Peninsula State Park Highlights History at Talking Tombstones

Julia Duclon, portrayed by Carly Resch stands by the Blossomberg Cemetery sign in Peninsula State Park. William Duclon was keeper at the Eagle Bluff Lighthouse for many years. Julia and William Duclon raised seven sons at the lighthouse.

Door County history comes to life on Thursday, June 21, from 10 AM to 12 Noon when Peninsula State Park staff and volunteers offer TALKING TOMBSTONES.

The event will feature characters from the past like Captain Vorous, Vida Weborg, Carl Anderson and others – all who claim Blossomburg Cemetery as their final resting place.

The program is free and open to the public.
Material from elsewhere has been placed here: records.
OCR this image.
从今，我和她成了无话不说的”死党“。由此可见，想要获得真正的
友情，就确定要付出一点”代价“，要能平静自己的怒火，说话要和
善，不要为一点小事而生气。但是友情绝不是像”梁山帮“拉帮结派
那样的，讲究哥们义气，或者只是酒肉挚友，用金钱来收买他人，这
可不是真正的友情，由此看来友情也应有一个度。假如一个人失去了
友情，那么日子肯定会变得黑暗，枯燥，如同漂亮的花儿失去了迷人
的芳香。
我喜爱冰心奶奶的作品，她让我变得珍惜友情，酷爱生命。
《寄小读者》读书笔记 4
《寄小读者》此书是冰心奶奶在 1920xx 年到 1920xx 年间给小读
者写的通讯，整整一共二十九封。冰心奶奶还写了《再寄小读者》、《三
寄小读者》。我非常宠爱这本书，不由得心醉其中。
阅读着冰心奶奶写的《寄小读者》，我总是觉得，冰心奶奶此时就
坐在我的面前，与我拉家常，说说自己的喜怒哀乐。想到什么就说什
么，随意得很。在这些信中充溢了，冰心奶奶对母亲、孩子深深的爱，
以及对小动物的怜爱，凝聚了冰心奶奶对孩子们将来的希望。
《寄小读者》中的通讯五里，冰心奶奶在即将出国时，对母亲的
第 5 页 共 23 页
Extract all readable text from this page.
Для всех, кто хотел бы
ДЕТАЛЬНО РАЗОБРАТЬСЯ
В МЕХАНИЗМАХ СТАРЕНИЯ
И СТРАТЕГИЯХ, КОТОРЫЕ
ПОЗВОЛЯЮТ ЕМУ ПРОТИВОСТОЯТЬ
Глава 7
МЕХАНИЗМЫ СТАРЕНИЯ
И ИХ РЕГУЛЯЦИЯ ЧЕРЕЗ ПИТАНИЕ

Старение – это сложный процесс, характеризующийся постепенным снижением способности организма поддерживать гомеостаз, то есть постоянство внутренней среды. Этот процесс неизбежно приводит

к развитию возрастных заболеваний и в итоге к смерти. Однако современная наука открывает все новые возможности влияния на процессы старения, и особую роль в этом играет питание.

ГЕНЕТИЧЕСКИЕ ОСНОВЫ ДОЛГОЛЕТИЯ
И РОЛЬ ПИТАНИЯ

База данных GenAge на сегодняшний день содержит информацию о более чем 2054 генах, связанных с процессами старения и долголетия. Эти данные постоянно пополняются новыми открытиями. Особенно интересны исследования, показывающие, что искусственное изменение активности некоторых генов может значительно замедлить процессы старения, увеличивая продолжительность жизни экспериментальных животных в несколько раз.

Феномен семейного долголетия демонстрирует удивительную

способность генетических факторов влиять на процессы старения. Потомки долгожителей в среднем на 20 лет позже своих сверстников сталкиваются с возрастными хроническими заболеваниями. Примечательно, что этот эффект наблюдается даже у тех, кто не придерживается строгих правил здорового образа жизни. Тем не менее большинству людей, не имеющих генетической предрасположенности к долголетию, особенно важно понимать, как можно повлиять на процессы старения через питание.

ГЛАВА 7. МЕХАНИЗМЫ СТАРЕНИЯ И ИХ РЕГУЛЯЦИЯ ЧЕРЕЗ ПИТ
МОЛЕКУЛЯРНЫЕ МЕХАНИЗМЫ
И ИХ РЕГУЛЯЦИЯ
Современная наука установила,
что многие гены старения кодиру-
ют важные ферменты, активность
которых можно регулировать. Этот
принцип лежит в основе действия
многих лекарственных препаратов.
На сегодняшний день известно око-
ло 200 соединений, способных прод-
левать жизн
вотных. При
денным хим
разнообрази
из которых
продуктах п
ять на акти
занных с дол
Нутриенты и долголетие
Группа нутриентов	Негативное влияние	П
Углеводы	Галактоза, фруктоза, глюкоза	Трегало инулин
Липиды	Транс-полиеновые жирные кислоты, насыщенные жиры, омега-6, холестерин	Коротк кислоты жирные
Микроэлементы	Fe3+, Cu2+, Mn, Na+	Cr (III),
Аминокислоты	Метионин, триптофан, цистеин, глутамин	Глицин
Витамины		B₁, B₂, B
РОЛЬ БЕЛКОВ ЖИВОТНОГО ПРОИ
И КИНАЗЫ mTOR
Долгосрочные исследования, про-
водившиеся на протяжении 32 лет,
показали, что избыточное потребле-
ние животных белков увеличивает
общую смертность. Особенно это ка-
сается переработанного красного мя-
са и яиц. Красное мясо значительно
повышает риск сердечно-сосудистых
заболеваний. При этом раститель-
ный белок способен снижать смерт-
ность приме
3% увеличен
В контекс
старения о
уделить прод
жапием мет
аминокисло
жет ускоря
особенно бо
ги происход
A state vehicle sticker is not required while parked near Blossomburg and attending the program, but is required if patrons plan to park and visit other locations in Peninsula. Donations are appreciated. If you need additional information phone the nature center at 854-5976.

Blossomburg Cemetery, a town cemetery located within Peninsula boundaries, means “windy point” according to local lore. It began as the Anderson family graveyard, which was sold to Gibraltar Township in the late 1800s. Talking Tombstones highlights the lives of artists, lighthouse keepers and park superintendents. Participants can listen to five-minute biographies, shared by stafff and volunteers, at their own pace. Allow about an hour to hear all the stories. The Gibraltar Historical Society is also providing volunteers for the event.

Blossomburg Cemetery is located about one mile from the Fish Creek entrance. Parking is available on the south side of Mengelberg Lane as directed. Or, park at Nelson’s picnic area and walk about 1/4 mile to the cemetery. The event goes on rain (Weborg Shelter Building) or shine.